Les intérêts sont liquidés jour par jour au taux de l’intérêt de retard sur la totalité des sommes remboursées. Ils courent depuis la date de paiement de l’impôt jusqu’au jour du remboursement. Ils ne sont pas capitalisés.

 

Selon la doctrine administrative, les intérêts moratoires ne sont pas imposables en principe. Toutefois, s’ils se rapportent à des dégrèvements obtenus dans le cadre d’une activité professionnelle et que les droits dégrevés sont eux-mêmes imposables (cas d’impositions antérieurement admises dans les charges déductibles), les intérêts sont imposables au même titre[1].

 

En l’espèce, le Conseil d’Etat considère que les intérêts moratoires assis sur des impositions dégrevées, ont pour seul objet de tenir compte de la durée pendant laquelle le contribuable a été privé des sommes correspondantes.
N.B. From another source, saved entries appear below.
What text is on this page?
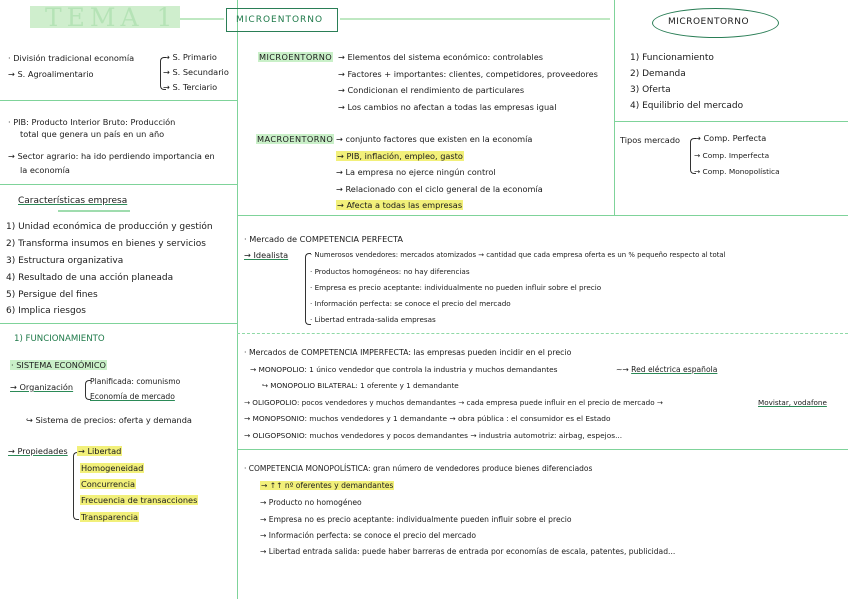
TEMA 1	MICROENTORNO	MICROENTORNO
1) Funcionamiento
2) Demanda
3) Oferta
4) Equilibrio del mercado
Tipos mercado → Comp. Perfecta
→ Comp. Imperfecta
→ Comp. Monopolística
· División tradicional economía
→ S. Agroalimentario
→ S. Primario
→ S. Secundario
→ S. Terciario
· PIB: Producto Interior Bruto: Producción
total que genera un país en un año
→ Sector agrario: ha ido perdiendo importancia en
la economía
Características empresa
1) Unidad económica de producción y gestión
2) Transforma insumos en bienes y servicios
3) Estructura organizativa
4) Resultado de una acción planeada
5) Persigue del fines
6) Implica riesgos
1) FUNCIONAMIENTO
· SISTEMA ECONÓMICO
→ Organización
Planificada: comunismo
Economía de mercado
↪ Sistema de precios: oferta y demanda
→ Propiedades → Libertad
Homogeneidad
Concurrencia
Frecuencia de transacciones
Transparencia
MICROENTORNO → Elementos del sistema económico: controlables
→ Factores + importantes: clientes, competidores, proveedores
→ Condicionan el rendimiento de particulares
→ Los cambios no afectan a todas las empresas igual
MACROENTORNO → conjunto factores que existen en la economía
→ PIB, inflación, empleo, gasto
→ La empresa no ejerce ningún control
→ Relacionado con el ciclo general de la economía
→ Afecta a todas las empresas
· Mercado de COMPETENCIA PERFECTA
→ Idealista	· Numerosos vendedores: mercados atomizados → cantidad que cada empresa oferta es un % pequeño respecto al total
· Productos homogéneos: no hay diferencias
· Empresa es precio aceptante: individualmente no pueden influir sobre el precio
· Información perfecta: se conoce el precio del mercado
· Libertad entrada-salida empresas
· Mercados de COMPETENCIA IMPERFECTA: las empresas pueden incidir en el precio
→ MONOPOLIO: 1 único vendedor que controla la industria y muchos demandantes	~→ Red eléctrica española
↪ MONOPOLIO BILATERAL: 1 oferente y 1 demandante
→ OLIGOPOLIO: pocos vendedores y muchos demandantes → cada empresa puede influir en el precio de mercado →	Movistar, vodafone
→ MONOPSONIO: muchos vendedores y 1 demandante → obra pública : el consumidor es el Estado
→ OLIGOPSONIO: muchos vendedores y pocos demandantes → industria automotriz: airbag, espejos...
· COMPETENCIA MONOPOLÍSTICA: gran número de vendedores produce bienes diferenciados
→ ↑↑ nº oferentes y demandantes
→ Producto no homogéneo
→ Empresa no es precio aceptante: individualmente pueden influir sobre el precio
→ Información perfecta: se conoce el precio del mercado
→ Libertad entrada salida: puede haber barreras de entrada por economías de escala, patentes, publicidad...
Ainsi, ils ne sont que l’accessoire de ces sommes et doivent en conséquence être soumis au même régime fiscal que les dégrèvements.

 

Autrement dit, lorsque les impositions restituées à une entreprise sont incluses dans son résultat imposable (c’est le cas lorsque les impositions en cause ont été déduites lors de leur paiement), les intérêts moratoires qui lui sont versés doivent être également soumis à l’impôt. En revanche, les intérêts moratoires ne seront pas imposables si les droits restitués ne l’ont pas été (par exemple, l’impôt sur les sociétés n’est pas déductible, dès lors le dégrèvement d’impôt sur les sociétés, et par conséquent, les intérêts moratoires y afférents, ne seront pas imposables).

 

La Cour d’appel a donc commis une erreur de droit en jugeant que les intérêts moratoires ne pouvaient donner lieu à taxation au motif qu’à la différence des impositions auxquelles ils se rapportent, ils n’avaient pas fait l’objet d’une déduction préalable des résultats.